I use ChatGPT with GPT-4 as a search engine when a Google search doesn't immediately turn up the answer I'm looking for. ChatGPT won't necessarily give me the right answer either (though sometimes it does), but reading its answers almost always causes me to think of a better search query to plug into Google. That doesn't sound like much but it can save a lot of time compared to stumbling around trying to figure out the right keywords.

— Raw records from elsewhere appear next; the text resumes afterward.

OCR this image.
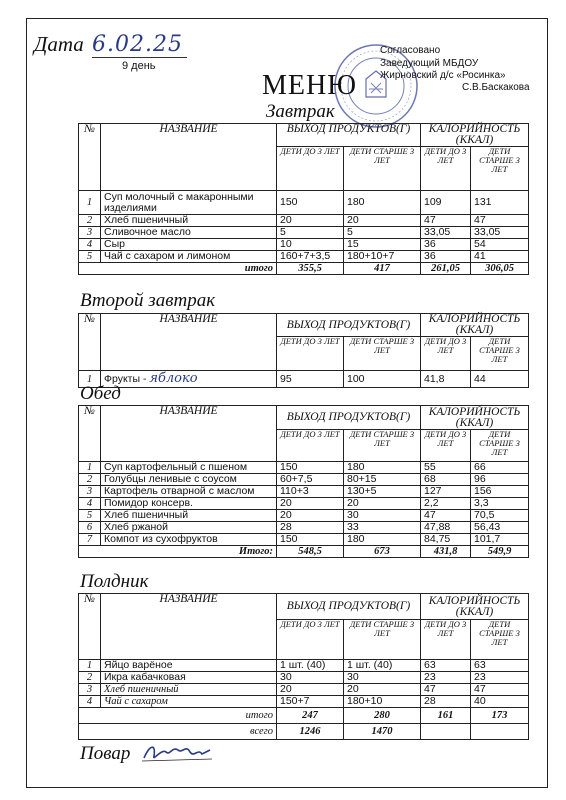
Дата 6.02.25
9 день
Согласовано
Заведующий МБДОУ
Жирновский д/с «Росинка»
С.В.Баскакова
МЕНЮ
Завтрак
№	НАЗВАНИЕ	ВЫХОД ПРОДУКТОВ(Г)		КАЛОРИЙНОСТЬ (ККАЛ)	
		ДЕТИ ДО 3 ЛЕТ	ДЕТИ СТАРШЕ 3 ЛЕТ	ДЕТИ ДО 3 ЛЕТ	ДЕТИ СТАРШЕ 3 ЛЕТ
1	Суп молочный с макаронными изделиями	150	180	109	131
2	Хлеб пшеничный	20	20	47	47
3	Сливочное масло	5	5	33,05	33,05
4	Сыр	10	15	36	54
5	Чай с сахаром и лимоном	160+7+3,5	180+10+7	36	41
итого		355,5	417	261,05	306,05
Второй завтрак
№	НАЗВАНИЕ	ВЫХОД ПРОДУКТОВ(Г)		КАЛОРИЙНОСТЬ (ККАЛ)	
		ДЕТИ ДО 3 ЛЕТ	ДЕТИ СТАРШЕ 3 ЛЕТ	ДЕТИ ДО 3 ЛЕТ	ДЕТИ СТАРШЕ 3 ЛЕТ
1	Фрукты - яблоко	95	100	41,8	44
Обед
№	НАЗВАНИЕ	ВЫХОД ПРОДУКТОВ(Г)		КАЛОРИЙНОСТЬ (ККАЛ)	
		ДЕТИ ДО 3 ЛЕТ	ДЕТИ СТАРШЕ 3 ЛЕТ	ДЕТИ ДО 3 ЛЕТ	ДЕТИ СТАРШЕ 3 ЛЕТ
1	Суп картофельный с пшеном	150	180	55	66
2	Голубцы ленивые с соусом	60+7,5	80+15	68	96
3	Картофель отварной с маслом	110+3	130+5	127	156
4	Помидор консерв.	20	20	2,2	3,3
5	Хлеб пшеничный	20	30	47	70,5
6	Хлеб ржаной	28	33	47,88	56,43
7	Компот из сухофруктов	150	180	84,75	101,7
Итого:		548,5	673	431,8	549,9
Полдник
№	НАЗВАНИЕ	ВЫХОД ПРОДУКТОВ(Г)		КАЛОРИЙНОСТЬ (ККАЛ)	
		ДЕТИ ДО 3 ЛЕТ	ДЕТИ СТАРШЕ 3 ЛЕТ	ДЕТИ ДО 3 ЛЕТ	ДЕТИ СТАРШЕ 3 ЛЕТ
1	Яйцо варёное	1 шт. (40)	1 шт. (40)	63	63
2	Икра кабачковая	30	30	23	23
3	Хлеб пшеничный	20	20	47	47
4	Чай с сахаром	150+7	180+10	28	40
итого		247	280	161	173
всего		1246	1470		
Повар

Occasionally I ask ChatGPT to write code samples, but (though they're way better than GPT-3.5) they still hallucinate a bit too much, e.g., inventing library functions that don't exist or, worse, inventing plausible-sounding but wrong facts about the problem domain. For example, I recently asked it to write some sample code to work with geographic data where the coordinate system could be customized, and it invented a heuristic about coordinate system identifiers that is true most of the time but has a ton of exceptions. If I didn't already know better, I might have tried it out, seen that it appeared to work on a simple happy-path example, and accepted it without knowing it was going to break on a bunch of real-world data.

Every once in a while I give Copilot another shot, but so far, I've always ended up turning it off after realizing that I'm spending more time double-checking and fixing its code than it would have taken me to write the code by hand. To be fair, I'm usually working on backend code in a language that doesn't have nearly as much training data as some other languages. Maybe if I were writing, say, Node.js code, it would do better.